Experts Say Arizona Execution Took Way Too Long

Experts Say Arizona Execution Took Way Too Long

Botched Death Row Execution Baffles Experts, Stuns Community

( – The execution of a death row inmate in Arizona is reigniting ongoing debates about the ethical nature of executing criminals. Clarence Dixon, who was initially convicted of murdering a college student back in 1978, died after receiving a lethal injection of phenobarbital at Arizona State Prison on May 11. While the process did successfully complete, experts are now saying it took far too long to end Dixon’s life.

In total, it took the medical team a total of 25 minutes to locate a vein and successfully run an IV line into the convict’s body.

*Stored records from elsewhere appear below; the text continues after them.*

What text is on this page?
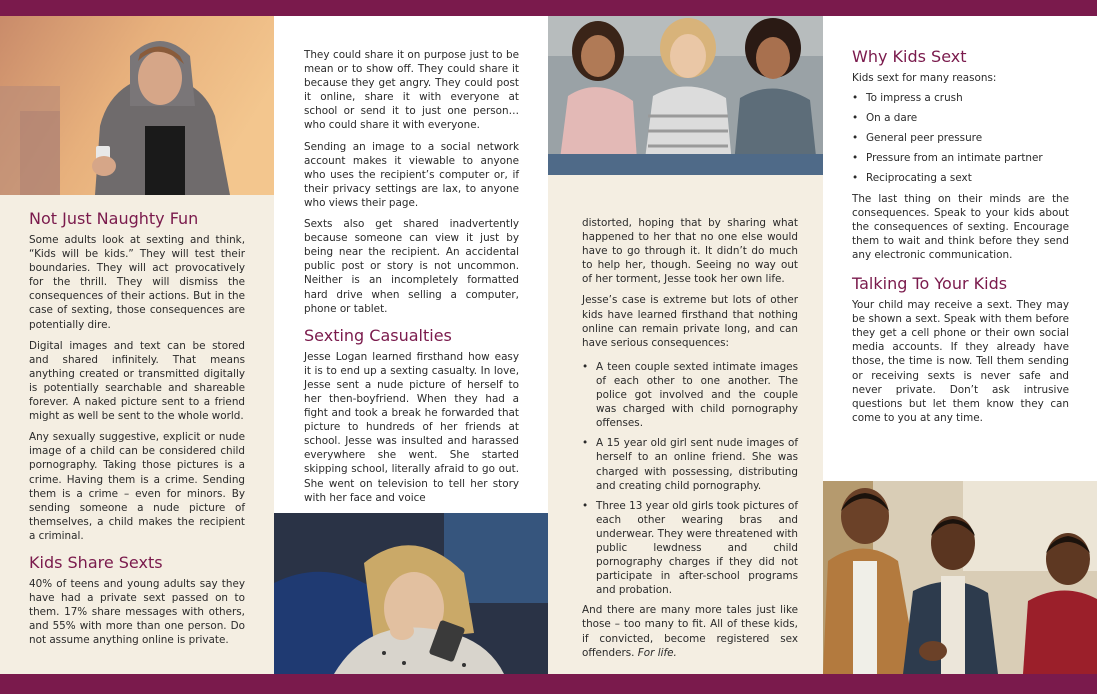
Not Just Naughty Fun

Some adults look at sexting and think, “Kids will be kids.” They will test their boundaries. They will act provocatively for the thrill. They will dismiss the consequences of their actions. But in the case of sexting, those consequences are potentially dire.

Digital images and text can be stored and shared infinitely. That means anything created or transmitted digitally is potentially searchable and shareable forever. A naked picture sent to a friend might as well be sent to the whole world.

Any sexually suggestive, explicit or nude image of a child can be considered child pornography. Taking those pictures is a crime. Having them is a crime. Sending them is a crime – even for minors. By sending someone a nude picture of themselves, a child makes the recipient a criminal.

Kids Share Sexts

40% of teens and young adults say they have had a private sext passed on to them. 17% share messages with others, and 55% with more than one person. Do not assume anything online is private.

They could share it on purpose just to be mean or to show off. They could share it because they get angry. They could post it online, share it with everyone at school or send it to just one person… who could share it with everyone.

Sending an image to a social network account makes it viewable to anyone who uses the recipient’s computer or, if their privacy settings are lax, to anyone who views their page.

Sexts also get shared inadvertently because someone can view it just by being near the recipient. An accidental public post or story is not uncommon. Neither is an incompletely formatted hard drive when selling a computer, phone or tablet.

Sexting Casualties

Jesse Logan learned firsthand how easy it is to end up a sexting casualty. In love, Jesse sent a nude picture of herself to her then-boyfriend. When they had a fight and took a break he forwarded that picture to hundreds of her friends at school. Jesse was insulted and harassed everywhere she went. She started skipping school, literally afraid to go out. She went on television to tell her story with her face and voice

distorted, hoping that by sharing what happened to her that no one else would have to go through it. It didn’t do much to help her, though. Seeing no way out of her torment, Jesse took her own life.

Jesse’s case is extreme but lots of other kids have learned firsthand that nothing online can remain private long, and can have serious consequences:

• A teen couple sexted intimate images of each other to one another. The police got involved and the couple was charged with child pornography offenses.
• A 15 year old girl sent nude images of herself to an online friend. She was charged with possessing, distributing and creating child pornography.
• Three 13 year old girls took pictures of each other wearing bras and underwear. They were threatened with public lewdness and child pornography charges if they did not participate in after-school programs and probation.

And there are many more tales just like those – too many to fit. All of these kids, if convicted, become registered sex offenders. For life.

Why Kids Sext

Kids sext for many reasons:

• To impress a crush
• On a dare
• General peer pressure
• Pressure from an intimate partner
• Reciprocating a sext

The last thing on their minds are the consequences. Speak to your kids about the consequences of sexting. Encourage them to wait and think before they send any electronic communication.

Talking To Your Kids

Your child may receive a sext. They may be shown a sext. Speak with them before they get a cell phone or their own social media accounts. If they already have those, the time is now. Tell them sending or receiving sexts is never safe and never private. Don’t ask intrusive questions but let them know they can come to you at any time.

The team first attempted to place an IV in Dixon’s arms. After multiple failures, they made an incision near his groin that allowed them to access a vein and used that area instead.

Dixon’s execution procedure, while lengthy, did go significantly more smoothly than the execution of Joseph Wood in 2014. The medical team in that case delivered a cocktail of sedatives that left Wood snorting and struggling to breathe for almost two hours, prompting officials to place a moratorium on death penalty procedures. It remained in place until 2022.

But experts say that while Dixon’s execution may have been smoother overall, it still took far too much time. Fordham Law School professor Deborah Denno told the Daily Mail the entire process should take no more than 7 to 10 minutes from initiation to completion. She called the timeframe a sign of incompetence and inexperience.

Many advocates for capital punishment find the idea of worrying about the length of execution procedures excessive and overly indulgent. Anti-execution advocates vehemently disagree, saying the death penalty shouldn’t even exist in the first place. What do you think?